Allowed Pod disruptions

You can configure the permitted Pod disruptions for Trino nodes as described in Allowed Pod disruptions.

Unless you configure something else or disable the provided PodDisruptionBudgets (PDBs), the following PDBs are written:

Coordinators

The provided PDBs only allow a single coordinator to be offline at any given time, regardless of the number of replicas or roleGroups.

Workers

Normally users deploy multiple workers to speed up queries, handle multiple queries in parallel or to just have enough memory available in the Cluster to execute a big query.

Taking this into consideration, the operator uses the following algorithm to determine the maximum number of workers allowed to be unavailable at the same time:

num_workers is the number of workers in the Trino cluster, summed over all roleGroups.

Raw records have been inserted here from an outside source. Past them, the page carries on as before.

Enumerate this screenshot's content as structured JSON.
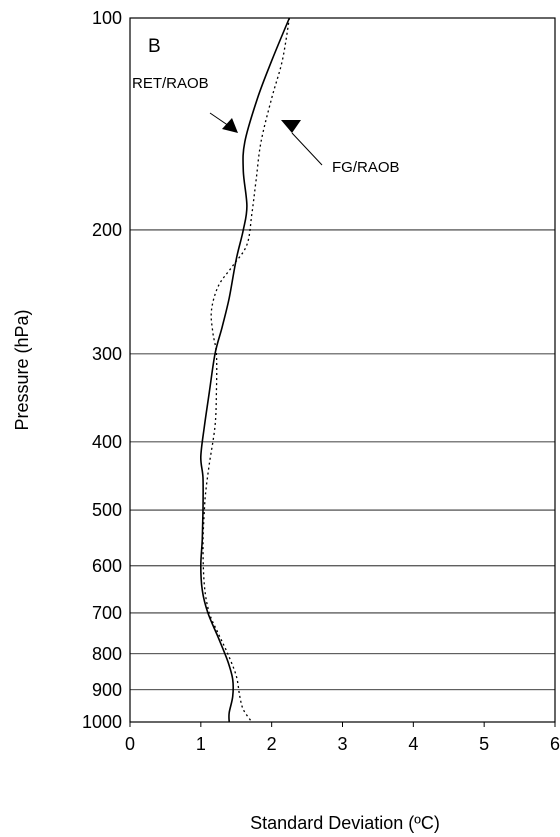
{
  "chart_data": {
    "type": "line",
    "panel_label": "B",
    "xlabel": "Standard Deviation (ºC)",
    "ylabel": "Pressure (hPa)",
    "xlim": [
      0,
      6
    ],
    "ylim": [
      1000,
      100
    ],
    "y_scale": "log",
    "x_ticks": [
      "0",
      "1",
      "2",
      "3",
      "4",
      "5",
      "6"
    ],
    "y_ticks": [
      "100",
      "200",
      "300",
      "400",
      "500",
      "600",
      "700",
      "800",
      "900",
      "1000"
    ],
    "grid": "horizontal",
    "series": [
      {
        "name": "RET/RAOB",
        "style": "solid",
        "color": "#000000",
        "points": [
          [
            2.25,
            100
          ],
          [
            2.0,
            115
          ],
          [
            1.8,
            130
          ],
          [
            1.62,
            150
          ],
          [
            1.6,
            165
          ],
          [
            1.65,
            185
          ],
          [
            1.6,
            200
          ],
          [
            1.5,
            220
          ],
          [
            1.4,
            250
          ],
          [
            1.3,
            275
          ],
          [
            1.2,
            300
          ],
          [
            1.12,
            340
          ],
          [
            1.05,
            380
          ],
          [
            1.0,
            420
          ],
          [
            1.03,
            450
          ],
          [
            1.03,
            500
          ],
          [
            1.02,
            550
          ],
          [
            1.0,
            600
          ],
          [
            1.02,
            650
          ],
          [
            1.1,
            700
          ],
          [
            1.25,
            760
          ],
          [
            1.38,
            820
          ],
          [
            1.45,
            870
          ],
          [
            1.45,
            920
          ],
          [
            1.4,
            970
          ],
          [
            1.4,
            1000
          ]
        ]
      },
      {
        "name": "FG/RAOB",
        "style": "dotted",
        "color": "#000000",
        "points": [
          [
            2.25,
            100
          ],
          [
            2.15,
            115
          ],
          [
            2.0,
            130
          ],
          [
            1.85,
            150
          ],
          [
            1.78,
            170
          ],
          [
            1.72,
            190
          ],
          [
            1.65,
            210
          ],
          [
            1.45,
            225
          ],
          [
            1.25,
            240
          ],
          [
            1.15,
            260
          ],
          [
            1.17,
            280
          ],
          [
            1.22,
            300
          ],
          [
            1.22,
            340
          ],
          [
            1.2,
            380
          ],
          [
            1.12,
            430
          ],
          [
            1.07,
            470
          ],
          [
            1.05,
            500
          ],
          [
            1.03,
            560
          ],
          [
            1.05,
            640
          ],
          [
            1.12,
            700
          ],
          [
            1.25,
            750
          ],
          [
            1.38,
            800
          ],
          [
            1.5,
            860
          ],
          [
            1.55,
            920
          ],
          [
            1.6,
            960
          ],
          [
            1.72,
            1000
          ]
        ]
      }
    ],
    "annotations": [
      {
        "text": "RET/RAOB",
        "arrow": "up-right"
      },
      {
        "text": "FG/RAOB",
        "arrow": "down"
      }
    ]
  }
}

// As users normally scale Trino workers to achieve more performance, we can safely take out 10% of the workers.
let max_unavailable = num_workers / 10;

// Clamp to at least a single node allowed to be offline, so we don't block Kubernetes nodes from draining.
let max_unavailable = max(max_unavailable, 1)

This results e.g. in the following numbers:

Number of workers

Maximum unavailable workers

1 - 9

1

10 - 19

1

20 - 29

2

30 - 39

3

100 - 109

10

Reduce rolling redeployment durations

The default PDBs of the operator are pessimistic and will cause the rolling redeployment to take a considerable amount of time. As an example, in a cluster with 100 workers, 10 workers are restarted at the same time. Assuming a worker takes 5 minutes to properly restart, the whole redeployment will take (100 nodes / 10 nodes simultaneous * 5 minutest = ) 50 minutes.

You can use the following measures to speed this up:

  1. Increase maxUnavailable using the spec.workers.roleConfig.podDisruptionBudget.maxUnavailable field as described in Allowed Pod disruptions.

  2. Write your own PDBs as described in Using you own custom PDBs.

In case you modify or disable the default PDBs, it is your responsibility to make sure there are enough workers available to manage the existing workload and performance requirements!